Could Mathematics Save Us From Partisan Gerrymandering?
If the Democrats have a realistic chance of gaining back control of the government, one of the first battles it will have to win is the one against gerrymandering. Though cases about redistricting tend to go either in court, one Tufts University professor thinks she may have a winning solution: math.
Moon Duchin, a mathematics instructor with an expertise in geometry, spoke to the Chronicle of Higher Education about a summer class she devised specifically to prepare mathematicians to testify as experts in redistricting court cases.
Originally, Duchin thought she could be most useful collaborating with state redistricting committees to work out fair district lines. Then she realized that the powers that be often intentionally don’t want to create fair district lines, so her input would easily go ignored in the states that needed it the most.
Hence, she changed her focus to host a class to train mathematicians instead. The class isn’t so much about drilling students with her particular point of view on this subject, but assembling astounding mathematical minds to discuss this issue and work out potential math-backed solutions to the gerrymandering problem.
“When I started thinking about this, I was surprised to see that even though there were different mathematical attempts at a definition, you don’t ever see mathematicians testifying in court about it,” said Duchin.
After all, partisan powers are already using plenty of math to rig the system. Since each congressional district in the state has to be roughly equivalent in population size, politicians will find a way to draw the lines so that one particular party affiliation has the majority of voters in the majority of districts. It’s a complicated mathematical formula to ensure that one party gets the maximum number of representatives with the fewest number of votes.
When districts look like the examples above, it’s pretty obvious that legislators were trying to cram a particular demographic of people into a single district. However, courts have had trouble legally determining what a “compact” district should look like. That’s where geometry can enter the picture to demonstrate how compactness works from a mathematical perspective.
By Duchin’s own admission, one of the biggest challenges will be for geometry specialists to communicate the mathematical principles to those without degrees in mathematics. A professor could present a highly technical theory well amongst her peers, but that wouldn’t necessarily make it a winning argument for a jury or judge that can’t follow the logic.
To see which ideas people more easily grasp and which need further explanation, Duchin has been practicing discussing these concepts with various audiences (high school students, politicians, a public open forum, etc.) Developing the language to discuss the mathematics to a mixed crowd will be one of the class’ key focuses, and then the students can take that language to court.
“I don’t have any illusions that we’re going to settle that debate forever, but I think we can make a contribution to the debate,” said Duchin.
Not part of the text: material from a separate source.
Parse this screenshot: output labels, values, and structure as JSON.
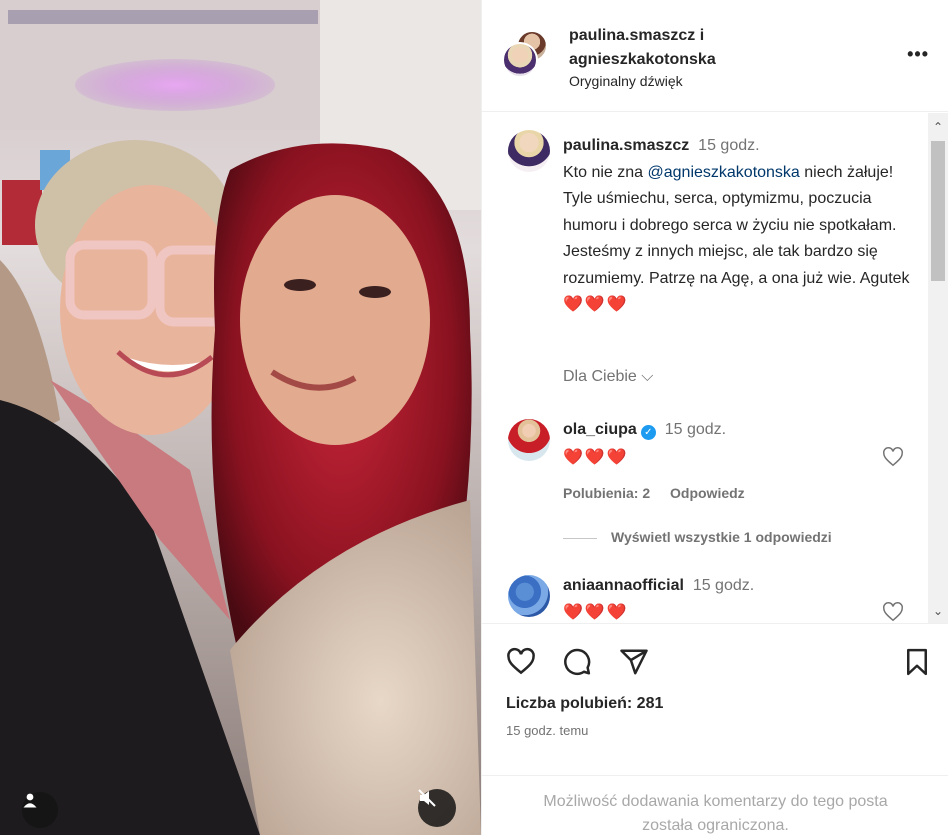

Duchin has good reason to think so, too. Last year’s federal court case Whitford v. Gill, set precedent by determining that the district lines in Wisconsin had been intentionally devised to benefit the Republican Party, and that legislators had no good reason for drawing their boundaries in that manner other than to manipulate that outcome. The plaintiff used a mathematical equation to demonstrate that this unfairness had occurred.
With any luck, the courts will continue to agree that mathematic principles are an unbiased way to judge the compactness of districts, thereby rejecting some of the inherent partisanship of allowing legislators to draw their own district lines.